German journalist and author (born 1975)

Robin Alexander (born 13 May 1975) is a German journalist and author. He reports mainly for the Die Welt group on the German Chancellery and the CDU/CSU parties.

He co-hosts the successful domestic politics podcast Machtwechsel together with Dagmar Rosenfeld since 2021.

==Life==
Robin Alexander was born in Essen, North Rhine-Westphalia. He studied history and journalism at the Leipzig University. From 1998 to 1999 he completed an internship at the Tageszeitung in Berlin, where he worked as a reporter and editor from 2001 to 2006. He was a columnist for the English-language city magazine Exberliner, made reportage trips through southern Africa and was a guest editor at The Star in Johannesburg in 2004. After one year of parental leave, he became founding editor of the German Vanity Fair in 2006.

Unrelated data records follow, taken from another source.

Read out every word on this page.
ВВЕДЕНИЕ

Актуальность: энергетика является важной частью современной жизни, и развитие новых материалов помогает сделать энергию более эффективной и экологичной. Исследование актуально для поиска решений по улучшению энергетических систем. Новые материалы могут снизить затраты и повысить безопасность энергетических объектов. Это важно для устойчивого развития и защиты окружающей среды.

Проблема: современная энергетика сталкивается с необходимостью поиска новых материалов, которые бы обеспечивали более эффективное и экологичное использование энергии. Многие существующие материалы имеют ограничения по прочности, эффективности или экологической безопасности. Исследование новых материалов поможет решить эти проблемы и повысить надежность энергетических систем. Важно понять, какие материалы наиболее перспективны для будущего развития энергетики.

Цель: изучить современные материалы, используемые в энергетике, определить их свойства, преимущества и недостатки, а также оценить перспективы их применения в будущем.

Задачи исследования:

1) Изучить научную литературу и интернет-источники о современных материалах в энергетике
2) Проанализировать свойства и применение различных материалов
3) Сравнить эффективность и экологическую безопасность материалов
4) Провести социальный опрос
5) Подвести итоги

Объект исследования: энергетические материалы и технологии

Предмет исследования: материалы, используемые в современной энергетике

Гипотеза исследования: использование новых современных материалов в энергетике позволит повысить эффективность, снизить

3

Since 2008, Alexander has been writing for Die Welt und Welt am Sonntag, reporting on the German Chancellery since 2010 and accompanying Angela Merkel as rapporteur on international trips and summits. In 2013, he was a face of the Die Welt brand campaign. Alexander left the paper in 2025.

Robin Alexander is married, has three children and lives in Berlin.

==Publications==
- Familie für Einsteiger. Ein Überlebenshandbuch. Rowohlt Berlin, Berlin 2007, ISBN 978-3-87134-571-5.
- Wenn Eltern laufen lernen. Eine Kurzanleitung. Rowohlt-Taschenbuch-Verlag, Reinbek 2009, ISBN 978-3-499-62241-0.
- Staatshilfe für Eltern Beltz Juventa, März 2013, ISBN 3-7799-2752-7, ISBN 978-3-7799-2752-5
- Die Getriebenen: Merkel und die Flüchtlingspolitik. Report aus dem Innern der Macht. Siedler, München 2017, ISBN 978-3-8275-0093-9.
- Machtverfall: Merkels Ende und das Drama der deutschen Politik: Ein Report. Siedler Verlag, München 2021, ISBN 978-3-827-50141-7.
- Letzte Chance: Der neue Kanzler und der Kampf um die Demokratie. Siedler, Berlin 2025, ISBN 978-3-8275-0200-1.